There's a really good book describing this phenomenon called Behind Human Error. It speaks of "first stories" and "second stories" and how in analysis of incidents, it is all too common to stop at the first story and chalk it up to human error, when the system itself allowed it to take place.

ahoka · on Oct 27, 2020

"Both cloudformation stacks were identical (instance names, etc)."

This is why it's a good practice to include the environment name in the resource names when it makes sense. Even better, don't append the env name, but use it as a prefix, like ProdCustomerDb instead of CustomerDbProd. I also like to change the theme to dark mode in the production environments as most management UIs support this. One other neat trick is to color code PS1 in your Linux instances, like red for prod, green for dev.

greedo · on Oct 27, 2020

I have my background colors configured for each environment so when I'm shelled into a server, I know exactly what I'm working with.

brlewis · on Oct 27, 2020

I'm too lazy to do this manually for each server, but I change the hostname color in my prompt based on its hash.

https://gitlab.com/brlewis/brlewis-config/-/blob/master/bash...

nitrogen · on Oct 27, 2020

One other neat trick is to color code PS1 in your Linux instances, like red for prod, green for dev.
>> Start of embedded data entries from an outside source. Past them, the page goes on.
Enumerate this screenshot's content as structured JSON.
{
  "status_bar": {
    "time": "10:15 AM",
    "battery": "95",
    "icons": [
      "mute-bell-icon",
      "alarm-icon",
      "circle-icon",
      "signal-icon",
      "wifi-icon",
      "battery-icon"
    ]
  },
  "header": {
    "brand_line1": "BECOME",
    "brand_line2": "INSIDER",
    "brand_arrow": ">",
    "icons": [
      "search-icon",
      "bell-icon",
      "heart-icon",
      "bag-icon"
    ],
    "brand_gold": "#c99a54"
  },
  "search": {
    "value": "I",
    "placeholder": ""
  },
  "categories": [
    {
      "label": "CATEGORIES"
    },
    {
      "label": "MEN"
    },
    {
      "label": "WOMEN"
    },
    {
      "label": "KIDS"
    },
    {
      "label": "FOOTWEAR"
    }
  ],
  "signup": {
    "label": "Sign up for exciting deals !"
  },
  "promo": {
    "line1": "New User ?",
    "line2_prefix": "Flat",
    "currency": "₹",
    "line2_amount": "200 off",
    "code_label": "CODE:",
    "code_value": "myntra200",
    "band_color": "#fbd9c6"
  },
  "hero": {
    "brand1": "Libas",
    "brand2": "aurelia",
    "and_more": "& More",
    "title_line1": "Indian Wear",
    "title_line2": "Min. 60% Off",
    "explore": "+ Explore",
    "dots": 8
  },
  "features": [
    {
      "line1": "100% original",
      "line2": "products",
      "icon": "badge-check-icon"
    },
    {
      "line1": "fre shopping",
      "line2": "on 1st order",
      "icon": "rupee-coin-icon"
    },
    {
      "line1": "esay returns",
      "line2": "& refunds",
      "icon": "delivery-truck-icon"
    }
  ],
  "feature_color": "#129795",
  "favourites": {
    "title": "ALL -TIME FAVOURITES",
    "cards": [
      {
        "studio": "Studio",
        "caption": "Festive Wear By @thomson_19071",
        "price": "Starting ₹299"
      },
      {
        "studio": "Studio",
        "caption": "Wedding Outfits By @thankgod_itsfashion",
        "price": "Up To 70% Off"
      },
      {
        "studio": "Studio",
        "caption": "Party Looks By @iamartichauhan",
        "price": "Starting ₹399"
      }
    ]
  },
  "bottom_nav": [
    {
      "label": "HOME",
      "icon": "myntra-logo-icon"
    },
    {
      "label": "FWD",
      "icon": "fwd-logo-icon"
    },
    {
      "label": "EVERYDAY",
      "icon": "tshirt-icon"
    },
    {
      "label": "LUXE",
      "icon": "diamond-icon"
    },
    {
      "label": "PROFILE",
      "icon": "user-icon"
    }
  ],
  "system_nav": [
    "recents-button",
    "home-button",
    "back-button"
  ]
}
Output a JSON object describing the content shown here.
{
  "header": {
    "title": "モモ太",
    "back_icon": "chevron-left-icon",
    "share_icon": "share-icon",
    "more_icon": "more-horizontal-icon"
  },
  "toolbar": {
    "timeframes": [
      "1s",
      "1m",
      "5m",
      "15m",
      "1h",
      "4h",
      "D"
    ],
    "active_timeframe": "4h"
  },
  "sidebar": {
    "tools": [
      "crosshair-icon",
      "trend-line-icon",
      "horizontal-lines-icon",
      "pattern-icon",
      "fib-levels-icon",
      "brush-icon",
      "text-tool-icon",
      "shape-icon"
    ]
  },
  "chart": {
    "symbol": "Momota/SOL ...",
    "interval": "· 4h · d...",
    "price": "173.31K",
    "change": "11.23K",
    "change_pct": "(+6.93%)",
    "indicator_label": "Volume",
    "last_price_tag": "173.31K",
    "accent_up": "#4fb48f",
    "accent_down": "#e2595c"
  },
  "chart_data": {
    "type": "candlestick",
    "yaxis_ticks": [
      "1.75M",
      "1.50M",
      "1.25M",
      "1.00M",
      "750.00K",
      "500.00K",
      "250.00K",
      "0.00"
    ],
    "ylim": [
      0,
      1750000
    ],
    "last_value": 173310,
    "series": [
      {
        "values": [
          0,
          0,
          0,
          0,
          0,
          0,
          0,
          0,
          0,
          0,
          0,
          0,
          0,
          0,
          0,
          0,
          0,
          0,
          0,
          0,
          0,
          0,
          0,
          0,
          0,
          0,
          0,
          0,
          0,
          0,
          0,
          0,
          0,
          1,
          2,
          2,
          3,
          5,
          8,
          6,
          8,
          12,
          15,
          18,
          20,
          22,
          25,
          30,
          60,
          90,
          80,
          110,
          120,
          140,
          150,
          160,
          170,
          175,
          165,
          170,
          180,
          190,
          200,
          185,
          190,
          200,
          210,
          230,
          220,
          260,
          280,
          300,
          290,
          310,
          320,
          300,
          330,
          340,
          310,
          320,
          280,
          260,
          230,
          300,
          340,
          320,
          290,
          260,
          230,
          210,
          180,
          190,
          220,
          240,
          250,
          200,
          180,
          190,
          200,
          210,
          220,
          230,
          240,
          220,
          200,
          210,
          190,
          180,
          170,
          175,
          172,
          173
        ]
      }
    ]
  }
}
This is definitely a nice one to add. Though I did work with someone once who believed that all servers should be 100% vanilla and reverted my environment colors.

In container-only shops with no ssh, this is less of an issue, and instead you rely on having different permissions and automations for different environments.

YeGoblynQueenne · on Oct 28, 2020

That's very similar to what happened to me - except I didn't delete any backups, thank the Great Old Ones. And I didn't get fired.

Basically, I had a habit of starting a new SQL Server Management Studio instance in its own window for each database I was working on. At some point this struck me as wasteful, for some reason, so I closed all my windows and opened all the databases in one window. Then sometime after that I went to delete the test database as a routine maintainance task, but of course I was used to clicking the database at the top of the left pane in SSMS, which was the test database when it was the only database in a window... but now happened to be the production database. Then five minutes later I got a call from the client company that used our system, to ask me if there was any maintainance going on because everyone's client had just crashed.

The horror when I realised.

It was educational, though. I don't think I'll make that particular mistake ever again. And my bosses were ace to be fair, probably because I worked my ass off to correct the mess that ensued.

shezi · on Oct 29, 2020

When I worked in production environments, I used to set up little Firefox userscripts that would add a banner or anything visual to the production site. It's entirely client side and easy to customize.